Une loi sur Internet dit qu'un commentaire désobligeant sur l'orthographe aura une faute d'orthographe. Aude Lancelin pouvait se moquer de la stupidité d'un écrivain sur Botul, mais confondre le plus grand philosophe de la logique du XXe siècle Quine et l'ancien vice-Président abruti Dan Quayle, cela prouve qu'elle n'a rien à faire sur le sujet, surtout alors qu'elle prétend ironiser sur son objet :
Un public épars d'étudiants, de geeks et de retraités, deux cents personnes peut-être, écoute dans un silence religieux ses considérations sur «l'irréalisme pluraliste» de Goodman ou la «relativité ontologique» chez Quayle.
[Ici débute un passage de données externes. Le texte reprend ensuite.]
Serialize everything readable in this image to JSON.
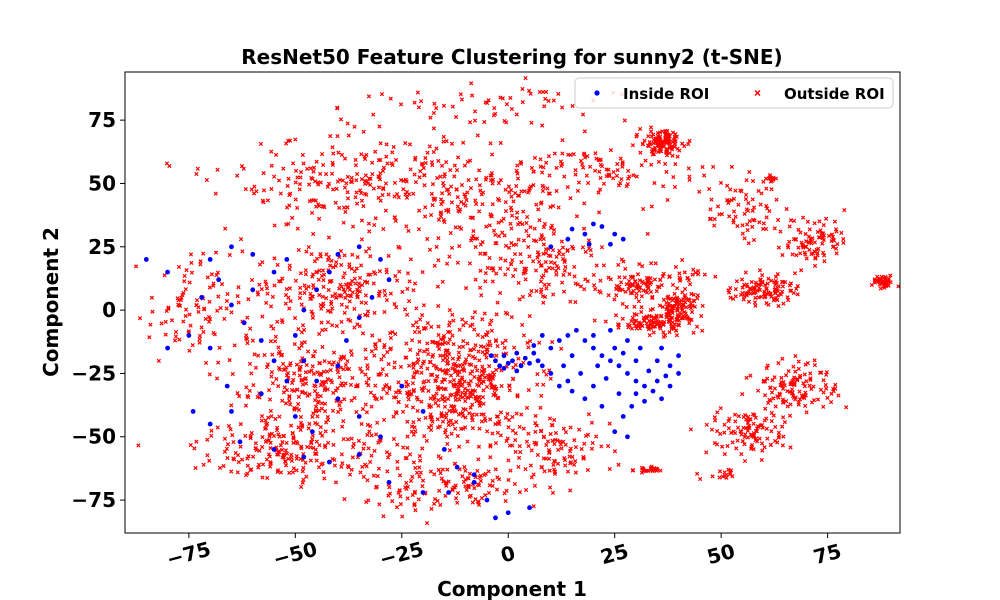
{
  "chart_data": {
    "type": "scatter",
    "title": "ResNet50 Feature Clustering for sunny2 (t-SNE)",
    "xlabel": "Component 1",
    "ylabel": "Component 2",
    "xlim": [
      -90,
      92
    ],
    "ylim": [
      -88,
      94
    ],
    "xticks": [
      -75,
      -50,
      -25,
      0,
      25,
      50,
      75
    ],
    "yticks": [
      -75,
      -50,
      -25,
      0,
      25,
      50,
      75
    ],
    "xtick_labels": [
      "−75",
      "−50",
      "−25",
      "0",
      "25",
      "50",
      "75"
    ],
    "ytick_labels": [
      "−75",
      "−50",
      "−25",
      "0",
      "25",
      "50",
      "75"
    ],
    "grid": false,
    "legend_position": "top-right",
    "series": [
      {
        "name": "Inside ROI",
        "color": "#0000ff",
        "marker": "circle",
        "points": [
          [
            -52,
            20
          ],
          [
            -55,
            15
          ],
          [
            -60,
            8
          ],
          [
            -65,
            2
          ],
          [
            -62,
            -5
          ],
          [
            -58,
            -12
          ],
          [
            -55,
            -20
          ],
          [
            -52,
            -28
          ],
          [
            -58,
            -33
          ],
          [
            -65,
            -40
          ],
          [
            -70,
            -45
          ],
          [
            -63,
            -52
          ],
          [
            -55,
            -55
          ],
          [
            -48,
            -58
          ],
          [
            -42,
            -60
          ],
          [
            -35,
            -57
          ],
          [
            -30,
            -50
          ],
          [
            -35,
            -42
          ],
          [
            -40,
            -35
          ],
          [
            -45,
            -28
          ],
          [
            -48,
            -20
          ],
          [
            -50,
            -10
          ],
          [
            -48,
            0
          ],
          [
            -45,
            8
          ],
          [
            -42,
            15
          ],
          [
            -40,
            22
          ],
          [
            -35,
            25
          ],
          [
            -30,
            20
          ],
          [
            -28,
            12
          ],
          [
            -32,
            5
          ],
          [
            -35,
            -3
          ],
          [
            -38,
            -12
          ],
          [
            -40,
            -22
          ],
          [
            -25,
            -30
          ],
          [
            -20,
            -40
          ],
          [
            -15,
            -55
          ],
          [
            -12,
            -62
          ],
          [
            -8,
            -68
          ],
          [
            -5,
            -75
          ],
          [
            0,
            -80
          ],
          [
            -3,
            -82
          ],
          [
            5,
            -78
          ],
          [
            -20,
            -72
          ],
          [
            -28,
            -68
          ],
          [
            -46,
            -48
          ],
          [
            -50,
            -42
          ],
          [
            -70,
            -15
          ],
          [
            -75,
            -10
          ],
          [
            -80,
            -15
          ],
          [
            -70,
            20
          ],
          [
            -65,
            25
          ],
          [
            -60,
            22
          ],
          [
            -68,
            12
          ],
          [
            -72,
            5
          ],
          [
            -80,
            15
          ],
          [
            -85,
            20
          ],
          [
            -74,
            -40
          ],
          [
            -66,
            -30
          ],
          [
            -3,
            -20
          ],
          [
            -1,
            -18
          ],
          [
            1,
            -20
          ],
          [
            3,
            -22
          ],
          [
            0,
            -21
          ],
          [
            -2,
            -22
          ],
          [
            2,
            -17
          ],
          [
            4,
            -19
          ],
          [
            5,
            -21
          ],
          [
            7,
            -20
          ],
          [
            -4,
            -18
          ],
          [
            -1,
            -23
          ],
          [
            2,
            -24
          ],
          [
            6,
            -17
          ],
          [
            8,
            -22
          ],
          [
            10,
            -15
          ],
          [
            12,
            -12
          ],
          [
            14,
            -10
          ],
          [
            16,
            -8
          ],
          [
            18,
            -12
          ],
          [
            20,
            -15
          ],
          [
            22,
            -18
          ],
          [
            24,
            -20
          ],
          [
            26,
            -22
          ],
          [
            28,
            -25
          ],
          [
            30,
            -28
          ],
          [
            32,
            -30
          ],
          [
            34,
            -32
          ],
          [
            36,
            -35
          ],
          [
            38,
            -30
          ],
          [
            40,
            -25
          ],
          [
            35,
            -20
          ],
          [
            30,
            -20
          ],
          [
            25,
            -15
          ],
          [
            20,
            -10
          ],
          [
            15,
            -18
          ],
          [
            10,
            -25
          ],
          [
            12,
            -30
          ],
          [
            15,
            -32
          ],
          [
            18,
            -35
          ],
          [
            20,
            -30
          ],
          [
            23,
            -27
          ],
          [
            26,
            -33
          ],
          [
            29,
            -38
          ],
          [
            32,
            -36
          ],
          [
            35,
            -28
          ],
          [
            38,
            -22
          ],
          [
            40,
            -18
          ],
          [
            36,
            -15
          ],
          [
            28,
            -12
          ],
          [
            24,
            -8
          ],
          [
            13,
            -22
          ],
          [
            17,
            -25
          ],
          [
            21,
            -22
          ],
          [
            27,
            -17
          ],
          [
            31,
            -15
          ],
          [
            22,
            -38
          ],
          [
            27,
            -42
          ],
          [
            25,
            -48
          ],
          [
            28,
            -50
          ],
          [
            37,
            -26
          ],
          [
            33,
            -24
          ],
          [
            8,
            -10
          ],
          [
            6,
            -14
          ],
          [
            14,
            -28
          ],
          [
            30,
            -33
          ],
          [
            15,
            32
          ],
          [
            18,
            30
          ],
          [
            20,
            34
          ],
          [
            22,
            33
          ],
          [
            25,
            30
          ],
          [
            27,
            28
          ],
          [
            24,
            26
          ],
          [
            19,
            26
          ],
          [
            14,
            28
          ],
          [
            10,
            25
          ],
          [
            -8,
            -65
          ],
          [
            -14,
            -72
          ]
        ]
      },
      {
        "name": "Outside ROI",
        "color": "#ff0000",
        "marker": "x",
        "clusters": [
          {
            "center": [
              -12,
              -28
            ],
            "spread": [
              14,
              22
            ],
            "count": 520
          },
          {
            "center": [
              -45,
              -30
            ],
            "spread": [
              18,
              20
            ],
            "count": 320
          },
          {
            "center": [
              -40,
              10
            ],
            "spread": [
              18,
              14
            ],
            "count": 220
          },
          {
            "center": [
              -35,
              50
            ],
            "spread": [
              25,
              15
            ],
            "count": 260
          },
          {
            "center": [
              -5,
              40
            ],
            "spread": [
              18,
              18
            ],
            "count": 160
          },
          {
            "center": [
              -50,
              -55
            ],
            "spread": [
              20,
              10
            ],
            "count": 180
          },
          {
            "center": [
              -15,
              -70
            ],
            "spread": [
              20,
              8
            ],
            "count": 140
          },
          {
            "center": [
              10,
              -55
            ],
            "spread": [
              12,
              10
            ],
            "count": 110
          },
          {
            "center": [
              5,
              20
            ],
            "spread": [
              14,
              14
            ],
            "count": 150
          },
          {
            "center": [
              25,
              55
            ],
            "spread": [
              18,
              10
            ],
            "count": 110
          },
          {
            "center": [
              32,
              10
            ],
            "spread": [
              10,
              6
            ],
            "count": 120
          },
          {
            "center": [
              33,
              -5
            ],
            "spread": [
              7,
              4
            ],
            "count": 90
          },
          {
            "center": [
              40,
              0
            ],
            "spread": [
              4,
              6
            ],
            "count": 110
          },
          {
            "center": [
              36,
              66
            ],
            "spread": [
              4,
              4
            ],
            "count": 120
          },
          {
            "center": [
              55,
              40
            ],
            "spread": [
              7,
              10
            ],
            "count": 70
          },
          {
            "center": [
              60,
              8
            ],
            "spread": [
              6,
              5
            ],
            "count": 110
          },
          {
            "center": [
              72,
              28
            ],
            "spread": [
              6,
              8
            ],
            "count": 90
          },
          {
            "center": [
              68,
              -30
            ],
            "spread": [
              8,
              8
            ],
            "count": 120
          },
          {
            "center": [
              57,
              -48
            ],
            "spread": [
              8,
              8
            ],
            "count": 110
          },
          {
            "center": [
              88,
              11
            ],
            "spread": [
              2,
              2
            ],
            "count": 45
          },
          {
            "center": [
              33,
              -63
            ],
            "spread": [
              3,
              1
            ],
            "count": 25
          },
          {
            "center": [
              -5,
              80
            ],
            "spread": [
              25,
              8
            ],
            "count": 60
          },
          {
            "center": [
              -75,
              0
            ],
            "spread": [
              8,
              18
            ],
            "count": 90
          },
          {
            "center": [
              50,
              -65
            ],
            "spread": [
              5,
              2
            ],
            "count": 15
          },
          {
            "center": [
              62,
              52
            ],
            "spread": [
              1,
              1
            ],
            "count": 15
          }
        ]
      }
    ]
  }
}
Oui, elle présente même Nelson Goodman comme une référence obscure alors qu'il n'a été que trop à la mode depuis au moins une douzaine d'années en traduction française.
De plus, elle connaît tellement mal le "champ" en question comme dirait l'autre, qu'elle interroge Christiane Chauviré, wittgensteinienne rivale de l'intéressée, qui a déjà publié un pamphlet contre l'Institut Jean Nicod, comme si elle était une sorte d'observatrice neutre.
Et aller pleurer avec Q.Meillassoux qu'il doit aller s'exiler aux USA, dernier abri de la philosophie continentale du CIEPFCWXYZ fera rire tout le monde...
Je ne parle même pas des témoignages anonymes...
Add. : Discussion sur philotropes. Marie-Anne Paveau, une linguiste, commente certains choix d'expression de l'article ("Barbarella" !) qui semble charrier un certain sexisme.
15 commentaires:
"Christiane Chauviré, (...) qui a déjà publié un pamphlet contre l'Institut Jean Nicod"
IL faut vraiment que je m'intéresse à la byzantine politique universitaire de mon domaine! On peut le lire où ce pamphlet?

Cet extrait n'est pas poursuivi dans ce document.